MEDAN - Ratusan massa dari Forum Komunikasi Putra-Putri Purnawirawan dan Putra-Putri TNI (FKPPI) menggelar aksi unjukrasa di depan kantor Konsulat Jenderal Malaysia di Medan, di Jalan Diponegoro, Kota Medan, Selasa (22/8/2017) siang.

Mereka berunjukrasa untuk mengecam insiden terbaiknya bendera merah putih Indonesia pada buku katalog yang dijadikan souvenir pada pembukaan Sea Gamis 2017 Malaysia.

Dalam aksinya, massa membawa spanduk bertuliskan kecaman terhadap Malaysia. Mereka juga membawa bendera merah putih dan memutar lagu-lagu nasional Indonesia, termasuk lagu hari merdeka.

"Hari ini, kami turun untuk membela Indonesia. Indonesia telah diinjak harga dirinya. Telah terjadi sesuatu yang merupakan penghinaan terhadap Indonesia," kata Lorenza, salah seorang orator aksi.

Dalam aksi tersebut, massa aksi juga sempat membakar ban. Mereka juga meneriakkan slogan "Ganyang Malaysia", slogan yang kerap dipakai Bung Karno saat Indonesia berkonfrontasi dengan Malaysia di awal kemerdekaan dulu.

Slogan Ganyang Malaysia itu juga disertai dengan pembakaran kertas bergambarkan bendera Malaysia. Massa aksi juga sempat memanjat pagar kantor Konjen dan pemasangan bendera merah putih di pagar tersebut.

"Bendera kami merah putih, bukan putih merah. Camkan itu," teriak Lorenza.

Koordinator aksi, Wing Zore Ketaren mengatakan, pihaknya menuntut agar pemerintah Malaysia meminta maaf atas insiden tersebut. Permintaan maaf ini, lanjutnya, harus disampaikan kepada seluruh rakyat Indonesia, bukan hanya pemerintah.

"Kami menuntut segera pemerintah dan perdana menteri Malaysia meminta maaf kepada seluruh warga Indonesia secara resmi," kata Ketua FKPPI Medan tersebut.

Selain itu, FKPPI meminta pemerintah Malaysia melalui Konjen Malaysia di Medan juga meminta maaf melalui media lokal.

"Kami menuntut pemerintah Malaysia agar yang mencetak buku juga diproses hukum," ujar Wing.

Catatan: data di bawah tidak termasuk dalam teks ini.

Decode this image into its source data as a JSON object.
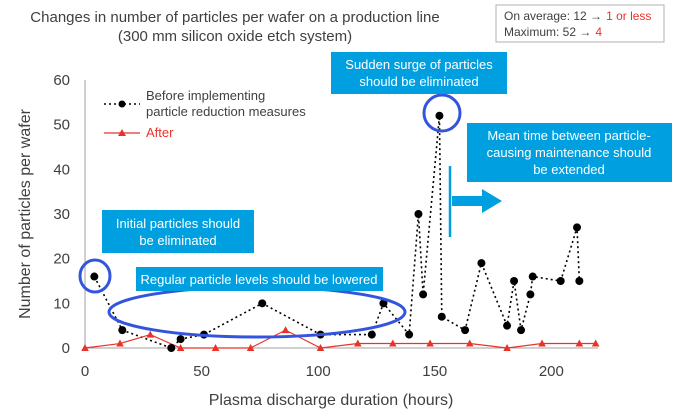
{
  "chart_data": {
    "type": "line",
    "title_line1": "Changes in number of particles per wafer on a production line",
    "title_line2": "(300 mm silicon oxide etch system)",
    "xlabel": "Plasma discharge duration (hours)",
    "ylabel": "Number of particles per wafer",
    "xlim": [
      0,
      220
    ],
    "ylim": [
      0,
      60
    ],
    "xticks": [
      0,
      50,
      100,
      150,
      200
    ],
    "yticks": [
      0,
      10,
      20,
      30,
      40,
      50,
      60
    ],
    "grid": false,
    "legend_position": "top-left",
    "series": [
      {
        "name": "Before implementing particle reduction measures",
        "legend_line1": "Before implementing",
        "legend_line2": "particle reduction measures",
        "color": "#000000",
        "style": "dotted",
        "marker": "circle",
        "x": [
          4,
          16,
          37,
          41,
          51,
          76,
          101,
          123,
          128,
          139,
          143,
          145,
          152,
          153,
          163,
          170,
          181,
          184,
          187,
          191,
          192,
          204,
          211,
          212
        ],
        "y": [
          16,
          4,
          0,
          2,
          3,
          10,
          3,
          3,
          10,
          3,
          30,
          12,
          52,
          7,
          4,
          19,
          5,
          15,
          4,
          12,
          16,
          15,
          27,
          15
        ]
      },
      {
        "name": "After",
        "legend_line1": "After",
        "color": "#e8332a",
        "style": "solid",
        "marker": "triangle",
        "x": [
          0,
          15,
          28,
          41,
          56,
          71,
          86,
          101,
          117,
          132,
          148,
          165,
          181,
          196,
          212,
          219
        ],
        "y": [
          0,
          1,
          3,
          0,
          0,
          0,
          4,
          0,
          1,
          1,
          1,
          1,
          0,
          1,
          1,
          1
        ]
      }
    ],
    "summary": {
      "avg_label": "On average: 12 →",
      "avg_value": "1 or less",
      "max_label": "Maximum: 52 →",
      "max_value": "4",
      "highlight_color": "#e8332a"
    },
    "callouts": {
      "surge_line1": "Sudden surge of particles",
      "surge_line2": "should be eliminated",
      "mtbm_line1": "Mean time between particle-",
      "mtbm_line2": "causing maintenance should",
      "mtbm_line3": "be extended",
      "initial_line1": "Initial particles should",
      "initial_line2": "be eliminated",
      "regular_line1": "Regular particle levels should be lowered",
      "callout_color": "#00a0e0",
      "ellipse_color": "#3355dd"
    }
  }
}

Aksi unjukrasa ini sendiri mendapatkan pengawalan ketat dari petugas kepolisian. Ratusan personel lengkap dengan dukungan kenderaan taktis diturunkan guna mengantisipasi transformasi aksi menjadi kericuhan.

Sejumlah perwakilan FKPPI ini kemudian diterima oleh Konjen Malaysia. Sebanyak tujuh anggota FKPPI menyampaikan protes mereka kepada Salmiah, Konsul Muda Konsulor dan Imigrasi Konjen Malaysia. Kepada massa aksi, Salmiah mengaku, akan menyampaikan protes tersebut kepada pemerintah Malaysia. Massa aksi pun akhirnya membubarkan diri.